Surgery and early mobilization
Modern treatment for a hip fracture aims to get you back on your feet again as soon as possible while your broken bone heals. (Treatment may vary for certain elderly people who were already bedridden, have other complicated medical conditions and are not in much pain.) Your doctor will reposition the fracture and hold it in place with an internal device.
- Femoral neck fracture: Pins (surgical screws) are used if you are younger and more active, or if your broken bone has not moved much out of place. If you are older and less active, you may need a high strength metal device that fits into your hip socket, replacing the head of your femur (hemiarthroplasty).
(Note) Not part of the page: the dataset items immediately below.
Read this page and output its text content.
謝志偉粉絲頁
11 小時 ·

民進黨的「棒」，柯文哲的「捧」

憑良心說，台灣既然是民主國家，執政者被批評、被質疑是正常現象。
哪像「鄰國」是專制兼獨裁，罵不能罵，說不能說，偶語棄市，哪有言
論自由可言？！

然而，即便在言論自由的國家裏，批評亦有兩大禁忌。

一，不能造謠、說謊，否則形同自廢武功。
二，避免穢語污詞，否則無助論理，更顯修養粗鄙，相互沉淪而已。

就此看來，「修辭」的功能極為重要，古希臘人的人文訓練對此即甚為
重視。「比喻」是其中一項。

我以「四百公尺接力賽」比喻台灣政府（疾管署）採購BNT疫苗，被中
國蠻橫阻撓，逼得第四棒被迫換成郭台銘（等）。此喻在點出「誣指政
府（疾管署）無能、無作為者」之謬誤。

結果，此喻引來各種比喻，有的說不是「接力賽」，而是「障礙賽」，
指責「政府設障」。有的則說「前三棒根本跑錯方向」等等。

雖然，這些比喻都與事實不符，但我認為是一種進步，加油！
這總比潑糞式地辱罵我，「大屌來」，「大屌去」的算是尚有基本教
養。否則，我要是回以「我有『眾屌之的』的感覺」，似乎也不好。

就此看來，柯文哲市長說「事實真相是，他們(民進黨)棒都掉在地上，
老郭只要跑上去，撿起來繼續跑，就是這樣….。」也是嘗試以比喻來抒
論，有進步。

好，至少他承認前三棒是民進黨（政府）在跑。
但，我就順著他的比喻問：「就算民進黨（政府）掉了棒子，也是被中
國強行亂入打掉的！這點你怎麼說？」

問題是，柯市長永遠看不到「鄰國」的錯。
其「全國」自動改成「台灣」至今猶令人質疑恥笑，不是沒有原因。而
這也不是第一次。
In some patients, a total hip replacement is the best option.
- Intertrochanteric fracture: A metallic device (compression screw and side plate or hip nail) holds the broken bone in place while it lets the head of your femur move normally in your hip socket.
Your doctor will tell you when you should start standing and walking again after surgery. You will probably need crutches, a walker or other help. You may need to do physical therapy or rehabilitation exercises to get back to your normal level of activity.